Where to Start When It’s All “Done” – Janet Hovorka
I attended one by Janet Hovorka about what to do when your tree is full, another by Randy Seaver about FamilyTree DNA, and one by Annette Burke Lytle about writing family stories. Each of these classes had useful information that I might write in future posts about how I implemented the tips.
Chatting with Cousin Russ, right after his helpful class on FamilyTree Maker. (Notice I’m hauling around the heavy backpack!)
As a side note, I enjoyed visiting with my colleague Ari Wilkins before the writing class. We have attended several conferences and have rarely had such a chance. Attending workshops with friends and colleagues makes learning so much more interesting.
There was only one class that I didn’t particularly enjoy. For one thing, the presenter read nearly every word of their presentation from a script. For another, her class had a lot of theory for a class I thought would be about the application. In other words, she did a lot of telling and showed very little.
I guess I should be natively from Missouri (the Show-Me State).
Overall, I thought the variety of topics and the selection of speakers served the attendees well.
Teaching at the OGS Conference
The conference planners selected two of my favorite workshops. (Okay, most of my lectures are favorites, but I digress). The first is about finding stories in City Directories. The second is about magnifying clues in Census records so you don’t miss the stories these records are trying to tell you.
Ten minutes before the City Directory class, no seat remained available. The fire codes prevented us from having additional chairs in the room. Since we were at capacity, I started the workshop five minutes early. No point waiting when the room was packed.
As a teacher, I LOVE engagement. I can’t stick to a script and each class changes slightly based on audience participation. I love to work in the details folks tell me before a class, where applicable. I love when folks share a quick (I do mean quick) tip or story that fits the principles discussed. I especially love when I see light bulbs going off and there were many that session.

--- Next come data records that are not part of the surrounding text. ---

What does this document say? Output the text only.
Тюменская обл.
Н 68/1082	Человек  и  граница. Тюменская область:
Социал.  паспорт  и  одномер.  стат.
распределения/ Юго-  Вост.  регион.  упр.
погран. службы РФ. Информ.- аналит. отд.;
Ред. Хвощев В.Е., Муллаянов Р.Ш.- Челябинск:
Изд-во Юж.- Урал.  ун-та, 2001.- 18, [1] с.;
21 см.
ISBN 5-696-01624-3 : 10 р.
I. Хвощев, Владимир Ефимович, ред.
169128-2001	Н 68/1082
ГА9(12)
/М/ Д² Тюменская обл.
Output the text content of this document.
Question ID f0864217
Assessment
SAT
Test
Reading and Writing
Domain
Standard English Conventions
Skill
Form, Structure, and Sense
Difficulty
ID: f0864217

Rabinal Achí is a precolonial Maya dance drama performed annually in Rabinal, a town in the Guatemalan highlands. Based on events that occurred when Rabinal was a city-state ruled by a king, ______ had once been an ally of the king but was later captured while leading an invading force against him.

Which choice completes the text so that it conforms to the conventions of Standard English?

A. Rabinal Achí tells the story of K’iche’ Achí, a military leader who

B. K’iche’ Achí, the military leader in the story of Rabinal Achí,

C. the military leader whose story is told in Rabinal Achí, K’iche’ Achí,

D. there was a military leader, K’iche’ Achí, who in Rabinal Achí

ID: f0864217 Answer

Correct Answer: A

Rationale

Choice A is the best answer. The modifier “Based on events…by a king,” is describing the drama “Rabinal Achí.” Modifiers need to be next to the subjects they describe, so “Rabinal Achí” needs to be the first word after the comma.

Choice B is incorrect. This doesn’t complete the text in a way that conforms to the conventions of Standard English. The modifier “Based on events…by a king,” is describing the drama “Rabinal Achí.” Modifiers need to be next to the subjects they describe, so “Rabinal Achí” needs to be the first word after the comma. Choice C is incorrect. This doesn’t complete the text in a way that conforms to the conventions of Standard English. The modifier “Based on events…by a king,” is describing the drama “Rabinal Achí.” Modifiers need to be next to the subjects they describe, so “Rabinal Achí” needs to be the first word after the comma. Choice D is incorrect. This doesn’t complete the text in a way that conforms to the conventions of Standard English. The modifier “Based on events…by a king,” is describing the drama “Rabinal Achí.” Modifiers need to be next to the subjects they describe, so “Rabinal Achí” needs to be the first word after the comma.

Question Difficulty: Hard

Thank you to everyone who attended this workshop. If you enjoyed it as much I as I did leading it, please be sure to tell conference planners you want me back. It’s not enough to tell me, “I wish I hadn’t given up my seat. I went to a different session and heard how much fun y’all were having. Please come again.”
Thanks to my buddy Dan Earl, I have this photo of me in action.
My US Census record class has a different feel. I inspired the class members to dig deeper into the census records. In contrast to the city directory ‘party’, this class is still fun but more sedate. One possible reason was a huge hurdle restricted my style of presenting.
While teaching, I move around, going so far to walk the aisles to get closer audience members. Unfortunately, in the Census record class, I was tethered because I was being recorded for folks to purchase post-conference.
I had to stand behind a lectern because I couldn’t manage two handheld microphones and a slide advancement clicker. I can manage two things, not three.
Additionally, the podium what felt like it was 10 feet from the audience. That distance decreases my connection to the audience in such an intimate venue. Finally, this particular lecture is a “show me” class. You need to see the slides to know what I’m talking about.
Thus, I felt that I had to describe the slides for those who might purchase the audio recording and that further hindered my energy. I couldn’t give every ounce to the folks sitting right in front of me.
I’m not sure I want to be audio recorded in the future. I’m open to the possibility of video recordings and livestreams. I will just have to bring a lapel mic so that I can free up one of my hands!
Despite the obstacles, I saw so many light bulbs go off in the audience’s mind. I enjoyed the comments that I could hear. When it was time for Q&A, the fun began and I gave up standing behind the podium. I was only on the room mic, even though it cut off the audio recording. The best part was getting the audience to sing a line of “You Ain’t Nothing But a Hound Dog!” Oh yeah. We can have some fun even with some hurdles.